An indigenous ministry in India’s Rajasthan state has the goal to save 10,000 orphans in India by the end of this year.
Hopegivers International, a ministry founded in the northwestern Indian state, is close to reaching its goal of providing homes for 10,000 orphaned and abandoned children in India by Dec. 31, 2005. Although more than two months remain in the year, Hopegivers is already caring for 8,958 children among its 87 orphanages throughout India.“This is not just our national shame as Indians, but the shame of the whole civilised world,” said Dr. Samuel Thomas, president and CEO of Hopegivers International in reference to the 84 million orphaned and abandoned children in India.
“I believe this tragedy can and must be changed,” Thomas declared in a statement released by Hopegivers. “God wills it!”
The 84 million homeless children, as Thomas pointed out, are not all orphaned. For cultural reasons, women have to abandon their children in order to remarry and survive in society.
“Say the father died,” Thomas explained to AgapePress. “If the wife, who’s now a widow, is to survive in the community, she cannot work as a servant in somebody’s house because, since she is a widow, she is looked upon as a lady who is cursed and would bring curse to anybody she’ll be working for.”
“In order for her to get remarried,” he continued, “the first requirement from the new husband is [for the woman] to literally forsake and abandon the children. And that is why we have that many children on the streets of India.”
In addition to being abandoned by a living parent, many of the children taken in by Hopegivers also suffer from the caste system.

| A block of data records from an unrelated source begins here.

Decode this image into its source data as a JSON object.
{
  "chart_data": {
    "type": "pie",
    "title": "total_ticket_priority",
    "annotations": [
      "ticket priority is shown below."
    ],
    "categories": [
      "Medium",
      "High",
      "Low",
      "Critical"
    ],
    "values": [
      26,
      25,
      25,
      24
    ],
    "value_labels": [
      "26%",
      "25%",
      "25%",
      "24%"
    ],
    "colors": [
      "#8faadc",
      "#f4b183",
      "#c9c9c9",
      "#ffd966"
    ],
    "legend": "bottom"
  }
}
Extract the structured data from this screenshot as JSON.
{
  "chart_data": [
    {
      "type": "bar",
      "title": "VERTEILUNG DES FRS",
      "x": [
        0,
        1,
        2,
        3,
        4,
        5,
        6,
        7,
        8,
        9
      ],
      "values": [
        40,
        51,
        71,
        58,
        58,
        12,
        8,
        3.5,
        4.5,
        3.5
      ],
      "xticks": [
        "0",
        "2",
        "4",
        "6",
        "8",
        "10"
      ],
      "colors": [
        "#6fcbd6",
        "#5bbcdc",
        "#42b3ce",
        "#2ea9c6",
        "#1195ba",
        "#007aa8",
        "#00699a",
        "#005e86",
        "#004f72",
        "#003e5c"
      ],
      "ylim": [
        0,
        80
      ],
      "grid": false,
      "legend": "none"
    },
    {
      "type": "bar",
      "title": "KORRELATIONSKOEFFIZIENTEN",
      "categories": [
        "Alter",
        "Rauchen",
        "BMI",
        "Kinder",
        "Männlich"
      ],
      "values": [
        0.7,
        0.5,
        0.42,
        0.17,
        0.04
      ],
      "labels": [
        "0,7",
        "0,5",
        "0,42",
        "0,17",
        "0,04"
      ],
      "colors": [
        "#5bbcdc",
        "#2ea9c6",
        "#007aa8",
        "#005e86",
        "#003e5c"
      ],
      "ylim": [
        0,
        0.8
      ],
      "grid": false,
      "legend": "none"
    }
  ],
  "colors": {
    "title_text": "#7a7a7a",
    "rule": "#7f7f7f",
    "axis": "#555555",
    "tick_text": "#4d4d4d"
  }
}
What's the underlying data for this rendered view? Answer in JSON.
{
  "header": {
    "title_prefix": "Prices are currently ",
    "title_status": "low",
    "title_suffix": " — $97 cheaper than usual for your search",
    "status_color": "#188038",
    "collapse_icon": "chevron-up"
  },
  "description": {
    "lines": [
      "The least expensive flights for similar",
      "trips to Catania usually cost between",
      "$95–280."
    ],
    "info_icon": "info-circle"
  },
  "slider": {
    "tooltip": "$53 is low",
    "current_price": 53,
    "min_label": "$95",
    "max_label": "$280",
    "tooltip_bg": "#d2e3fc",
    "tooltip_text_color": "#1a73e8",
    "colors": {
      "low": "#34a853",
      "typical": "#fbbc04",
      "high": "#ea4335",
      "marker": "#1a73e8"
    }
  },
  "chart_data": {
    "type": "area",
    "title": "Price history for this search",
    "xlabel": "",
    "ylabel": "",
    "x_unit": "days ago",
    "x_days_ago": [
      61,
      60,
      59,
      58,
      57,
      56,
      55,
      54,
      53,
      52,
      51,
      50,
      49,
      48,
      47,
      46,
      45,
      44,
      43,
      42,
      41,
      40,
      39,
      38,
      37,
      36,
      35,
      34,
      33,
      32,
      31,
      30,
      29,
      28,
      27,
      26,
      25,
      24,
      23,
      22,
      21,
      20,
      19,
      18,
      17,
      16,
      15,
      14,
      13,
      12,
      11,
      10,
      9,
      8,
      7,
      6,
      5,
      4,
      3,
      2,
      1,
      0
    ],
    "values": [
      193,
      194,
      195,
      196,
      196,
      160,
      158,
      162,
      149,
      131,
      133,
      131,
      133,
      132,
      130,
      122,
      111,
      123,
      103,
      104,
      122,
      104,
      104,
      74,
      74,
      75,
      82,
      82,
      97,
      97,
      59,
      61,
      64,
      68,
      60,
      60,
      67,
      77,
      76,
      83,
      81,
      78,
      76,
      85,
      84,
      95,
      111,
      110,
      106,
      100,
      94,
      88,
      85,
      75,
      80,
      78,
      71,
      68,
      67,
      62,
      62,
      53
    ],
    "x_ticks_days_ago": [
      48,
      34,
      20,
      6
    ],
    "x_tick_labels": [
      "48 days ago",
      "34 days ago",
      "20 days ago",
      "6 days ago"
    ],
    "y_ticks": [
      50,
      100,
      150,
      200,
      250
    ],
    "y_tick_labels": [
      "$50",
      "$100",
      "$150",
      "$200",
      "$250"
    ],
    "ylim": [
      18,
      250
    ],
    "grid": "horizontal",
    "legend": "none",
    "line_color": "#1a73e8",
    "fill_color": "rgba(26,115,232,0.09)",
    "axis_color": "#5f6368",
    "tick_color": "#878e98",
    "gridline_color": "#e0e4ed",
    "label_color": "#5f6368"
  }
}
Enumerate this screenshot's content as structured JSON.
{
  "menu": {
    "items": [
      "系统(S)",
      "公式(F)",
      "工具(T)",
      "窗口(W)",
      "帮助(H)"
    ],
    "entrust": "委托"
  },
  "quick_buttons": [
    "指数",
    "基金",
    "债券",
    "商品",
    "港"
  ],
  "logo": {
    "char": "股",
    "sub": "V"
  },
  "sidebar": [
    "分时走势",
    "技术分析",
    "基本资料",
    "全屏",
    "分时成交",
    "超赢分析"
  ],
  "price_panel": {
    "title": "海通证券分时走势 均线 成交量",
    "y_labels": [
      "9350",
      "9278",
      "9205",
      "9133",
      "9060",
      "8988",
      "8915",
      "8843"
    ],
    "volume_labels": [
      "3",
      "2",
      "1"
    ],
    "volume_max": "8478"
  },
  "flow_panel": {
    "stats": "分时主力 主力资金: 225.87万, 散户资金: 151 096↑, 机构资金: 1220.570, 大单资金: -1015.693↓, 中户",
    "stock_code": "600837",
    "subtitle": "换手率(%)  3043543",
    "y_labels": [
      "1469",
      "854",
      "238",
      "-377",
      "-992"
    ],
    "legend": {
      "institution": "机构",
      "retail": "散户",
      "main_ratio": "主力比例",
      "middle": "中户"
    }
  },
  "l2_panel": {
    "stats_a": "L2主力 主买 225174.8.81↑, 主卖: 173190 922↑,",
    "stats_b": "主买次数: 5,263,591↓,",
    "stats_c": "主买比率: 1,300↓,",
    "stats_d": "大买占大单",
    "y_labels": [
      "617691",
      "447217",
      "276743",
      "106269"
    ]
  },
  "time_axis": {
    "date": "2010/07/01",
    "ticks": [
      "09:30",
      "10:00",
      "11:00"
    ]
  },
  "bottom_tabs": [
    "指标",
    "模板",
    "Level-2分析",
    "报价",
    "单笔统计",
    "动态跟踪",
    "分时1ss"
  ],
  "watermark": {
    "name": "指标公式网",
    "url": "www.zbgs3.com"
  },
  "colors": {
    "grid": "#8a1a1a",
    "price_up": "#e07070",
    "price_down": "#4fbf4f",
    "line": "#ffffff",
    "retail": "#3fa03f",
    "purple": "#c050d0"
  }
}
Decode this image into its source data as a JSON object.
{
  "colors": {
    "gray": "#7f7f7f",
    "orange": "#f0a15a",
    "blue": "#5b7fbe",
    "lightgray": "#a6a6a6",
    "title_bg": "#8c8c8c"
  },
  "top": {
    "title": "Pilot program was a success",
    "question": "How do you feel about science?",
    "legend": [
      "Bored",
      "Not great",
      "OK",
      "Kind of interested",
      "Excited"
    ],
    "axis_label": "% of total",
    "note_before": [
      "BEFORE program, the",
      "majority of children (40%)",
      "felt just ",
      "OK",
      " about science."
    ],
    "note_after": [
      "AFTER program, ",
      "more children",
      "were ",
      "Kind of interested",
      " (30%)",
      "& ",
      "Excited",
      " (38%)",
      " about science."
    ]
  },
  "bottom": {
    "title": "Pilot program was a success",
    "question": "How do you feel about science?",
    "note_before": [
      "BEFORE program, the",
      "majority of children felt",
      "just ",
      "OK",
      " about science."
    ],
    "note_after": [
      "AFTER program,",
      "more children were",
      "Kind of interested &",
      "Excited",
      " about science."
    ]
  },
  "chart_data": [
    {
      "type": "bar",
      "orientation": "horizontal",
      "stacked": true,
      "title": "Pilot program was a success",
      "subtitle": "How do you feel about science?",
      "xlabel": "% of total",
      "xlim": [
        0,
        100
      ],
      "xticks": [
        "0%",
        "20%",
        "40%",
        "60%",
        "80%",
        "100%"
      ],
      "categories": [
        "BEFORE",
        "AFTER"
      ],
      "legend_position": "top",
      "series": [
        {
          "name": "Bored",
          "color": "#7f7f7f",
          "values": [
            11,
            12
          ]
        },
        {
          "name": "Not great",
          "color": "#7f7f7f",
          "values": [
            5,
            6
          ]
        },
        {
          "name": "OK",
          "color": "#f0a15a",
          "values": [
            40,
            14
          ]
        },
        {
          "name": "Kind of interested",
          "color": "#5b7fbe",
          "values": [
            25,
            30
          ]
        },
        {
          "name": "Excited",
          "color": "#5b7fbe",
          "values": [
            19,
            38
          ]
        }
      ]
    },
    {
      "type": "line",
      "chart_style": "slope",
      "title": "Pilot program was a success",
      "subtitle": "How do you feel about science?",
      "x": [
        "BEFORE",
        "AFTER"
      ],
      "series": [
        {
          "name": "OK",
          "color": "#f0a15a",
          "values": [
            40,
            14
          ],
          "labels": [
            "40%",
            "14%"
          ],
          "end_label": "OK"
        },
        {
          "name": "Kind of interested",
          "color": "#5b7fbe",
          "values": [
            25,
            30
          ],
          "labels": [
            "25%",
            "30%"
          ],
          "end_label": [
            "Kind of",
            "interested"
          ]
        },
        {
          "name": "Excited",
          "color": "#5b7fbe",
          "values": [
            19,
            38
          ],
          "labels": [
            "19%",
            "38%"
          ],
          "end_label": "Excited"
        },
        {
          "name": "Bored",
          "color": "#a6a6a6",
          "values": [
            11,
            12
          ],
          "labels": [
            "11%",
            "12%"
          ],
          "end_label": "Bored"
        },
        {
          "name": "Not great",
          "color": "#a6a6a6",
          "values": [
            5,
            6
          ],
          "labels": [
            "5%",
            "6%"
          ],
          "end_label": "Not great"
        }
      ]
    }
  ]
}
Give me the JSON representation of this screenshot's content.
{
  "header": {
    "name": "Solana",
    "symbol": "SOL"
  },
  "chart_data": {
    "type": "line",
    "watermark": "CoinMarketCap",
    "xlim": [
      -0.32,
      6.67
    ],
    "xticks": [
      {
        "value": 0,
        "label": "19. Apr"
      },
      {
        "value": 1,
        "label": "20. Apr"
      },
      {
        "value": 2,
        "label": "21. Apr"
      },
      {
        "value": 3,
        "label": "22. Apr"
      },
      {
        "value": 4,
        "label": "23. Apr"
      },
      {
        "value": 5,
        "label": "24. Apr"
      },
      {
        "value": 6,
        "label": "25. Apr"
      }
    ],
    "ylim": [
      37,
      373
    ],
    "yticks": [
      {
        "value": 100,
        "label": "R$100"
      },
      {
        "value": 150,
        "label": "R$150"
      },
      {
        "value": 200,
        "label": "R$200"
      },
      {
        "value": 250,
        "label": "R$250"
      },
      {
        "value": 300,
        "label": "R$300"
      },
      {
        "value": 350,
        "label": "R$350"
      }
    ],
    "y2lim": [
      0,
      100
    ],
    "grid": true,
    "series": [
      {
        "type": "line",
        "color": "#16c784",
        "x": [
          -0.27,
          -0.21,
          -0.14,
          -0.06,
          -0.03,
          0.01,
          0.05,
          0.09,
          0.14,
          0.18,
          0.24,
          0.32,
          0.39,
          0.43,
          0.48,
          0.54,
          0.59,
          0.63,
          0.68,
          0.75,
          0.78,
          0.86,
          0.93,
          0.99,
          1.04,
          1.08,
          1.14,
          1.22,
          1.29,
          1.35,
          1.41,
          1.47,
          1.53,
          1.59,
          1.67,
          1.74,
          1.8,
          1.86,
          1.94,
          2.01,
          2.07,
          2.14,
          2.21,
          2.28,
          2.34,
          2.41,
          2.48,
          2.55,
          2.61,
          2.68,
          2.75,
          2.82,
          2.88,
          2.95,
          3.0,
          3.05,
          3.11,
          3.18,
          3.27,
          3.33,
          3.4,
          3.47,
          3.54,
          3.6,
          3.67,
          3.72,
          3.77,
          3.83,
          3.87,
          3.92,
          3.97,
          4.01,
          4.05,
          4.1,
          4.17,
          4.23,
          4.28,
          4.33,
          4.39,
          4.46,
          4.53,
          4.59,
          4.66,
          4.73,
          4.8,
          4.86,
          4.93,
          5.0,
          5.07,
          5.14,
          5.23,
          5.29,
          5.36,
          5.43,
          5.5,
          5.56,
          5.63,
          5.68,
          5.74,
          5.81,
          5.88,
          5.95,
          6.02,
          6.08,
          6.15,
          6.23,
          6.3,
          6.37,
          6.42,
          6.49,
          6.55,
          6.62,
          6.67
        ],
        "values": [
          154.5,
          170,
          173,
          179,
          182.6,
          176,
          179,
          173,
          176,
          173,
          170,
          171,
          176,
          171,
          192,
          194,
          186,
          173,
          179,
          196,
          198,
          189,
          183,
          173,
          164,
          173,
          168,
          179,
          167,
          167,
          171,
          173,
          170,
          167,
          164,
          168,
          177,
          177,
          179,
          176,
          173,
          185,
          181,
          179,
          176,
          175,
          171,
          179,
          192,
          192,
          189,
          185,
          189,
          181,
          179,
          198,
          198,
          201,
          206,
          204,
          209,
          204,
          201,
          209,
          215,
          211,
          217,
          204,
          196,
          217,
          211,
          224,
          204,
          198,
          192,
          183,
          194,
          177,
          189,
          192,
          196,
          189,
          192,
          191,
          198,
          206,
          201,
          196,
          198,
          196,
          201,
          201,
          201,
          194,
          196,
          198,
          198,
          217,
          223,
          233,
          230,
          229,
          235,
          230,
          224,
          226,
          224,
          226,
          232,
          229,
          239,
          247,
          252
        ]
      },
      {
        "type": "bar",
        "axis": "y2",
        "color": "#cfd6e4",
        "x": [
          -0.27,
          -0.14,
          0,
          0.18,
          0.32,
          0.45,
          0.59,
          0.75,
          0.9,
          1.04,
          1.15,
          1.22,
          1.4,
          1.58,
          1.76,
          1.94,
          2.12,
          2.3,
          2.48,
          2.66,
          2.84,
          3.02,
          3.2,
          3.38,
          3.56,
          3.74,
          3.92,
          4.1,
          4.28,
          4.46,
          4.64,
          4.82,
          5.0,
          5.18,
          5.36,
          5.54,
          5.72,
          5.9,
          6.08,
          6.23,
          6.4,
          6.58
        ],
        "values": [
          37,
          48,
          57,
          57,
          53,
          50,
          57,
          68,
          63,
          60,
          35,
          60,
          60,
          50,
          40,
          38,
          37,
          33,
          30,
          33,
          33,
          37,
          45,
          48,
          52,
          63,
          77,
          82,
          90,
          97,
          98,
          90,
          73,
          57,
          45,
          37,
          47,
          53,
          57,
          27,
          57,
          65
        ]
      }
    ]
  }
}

Most of the children are Dalits, formerly known as “untouchables,” and face discrimination by higher castes.
“The people back home [India] they do not want Hopegivers to rescue children from the Dalits, untouchable background and make them equal leaders to the high caste or even better then them,” explained Thomas in a recent interview with The Christian Post during his short visit to the United States.
Moreover, the people in India, of which over 98 percent are non-Christians, are unhappy with the fact that “97 percent of [Hopegivers] children [end up] in full time ministry,” he added.